Port de Calais, 18 h 30, fin avril. En ce début de soirée ensoleillée, le Botnia Seaways, navire cargo qui vient d’arriver de Sheerness (Royaume-Uni), à l’embouchure de la Tamise, est en train de se vider de ses cent douze remorques de camion, qui vont être garées parmi des dizaines d’autres sur les parkings environnants. Soudain, précédée par un coup de sifflet puissant, l’imposante silhouette d’une locomotive apparaît, machine incongrue dans cet univers routier.

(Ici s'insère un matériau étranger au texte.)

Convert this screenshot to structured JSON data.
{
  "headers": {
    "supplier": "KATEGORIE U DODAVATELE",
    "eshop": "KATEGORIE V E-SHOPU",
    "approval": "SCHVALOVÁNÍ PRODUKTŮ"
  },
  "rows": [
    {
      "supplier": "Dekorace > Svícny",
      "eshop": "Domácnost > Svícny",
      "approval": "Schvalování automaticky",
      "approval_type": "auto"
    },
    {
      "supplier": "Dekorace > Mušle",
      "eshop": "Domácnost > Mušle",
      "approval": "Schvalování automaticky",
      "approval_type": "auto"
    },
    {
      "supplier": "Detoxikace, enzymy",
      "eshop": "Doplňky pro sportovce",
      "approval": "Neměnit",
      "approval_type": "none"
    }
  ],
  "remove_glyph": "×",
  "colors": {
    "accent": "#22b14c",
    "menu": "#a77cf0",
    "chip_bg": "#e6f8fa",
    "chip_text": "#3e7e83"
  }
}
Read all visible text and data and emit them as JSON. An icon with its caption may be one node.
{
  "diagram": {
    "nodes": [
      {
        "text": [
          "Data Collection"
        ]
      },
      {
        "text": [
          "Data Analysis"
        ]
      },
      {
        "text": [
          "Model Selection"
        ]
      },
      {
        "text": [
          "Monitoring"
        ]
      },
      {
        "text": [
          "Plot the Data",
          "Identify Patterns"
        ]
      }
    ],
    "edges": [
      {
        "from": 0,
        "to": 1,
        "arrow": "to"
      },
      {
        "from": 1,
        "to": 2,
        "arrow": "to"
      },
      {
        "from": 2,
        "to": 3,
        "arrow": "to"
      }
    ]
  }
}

Elle tire un convoi d’une trentaine de remorques, soit 2 000 tonnes en mouvement, ravalant les poids lourds au rang de camionnettes.
La scène se passe au terminal multimodal rail-route de Calais, géré par Viia, une filiale de la SNCF, qui entend en faire le symbole d’un renouveau du fret ferroviaire, en ce début des années 2020. Comme le rejaillissement d’un mode de transport écrasé depuis des années par la masse, sans cesse grandissante, des poids lourds.
Signe majeur de ce frémissement, Fret SNCF, l’activité historique de transport de marchandises de la compagnie nationale, a été financièrement à l’équilibre en 2021. La branche malade du ferroviaire, structurellement en perte de vitesse depuis des années, est aujourd’hui dans le vert. C’est une première depuis que l’on compte à part cette activité dans le groupe SNCF. Et, paradoxalement, c’est la crise du Covid qui a remis le fret sur les rails. Dans la panique du premier confinement, alors que le transport routier n’était pas toujours au rendez-vous, le rail a fait le boulot.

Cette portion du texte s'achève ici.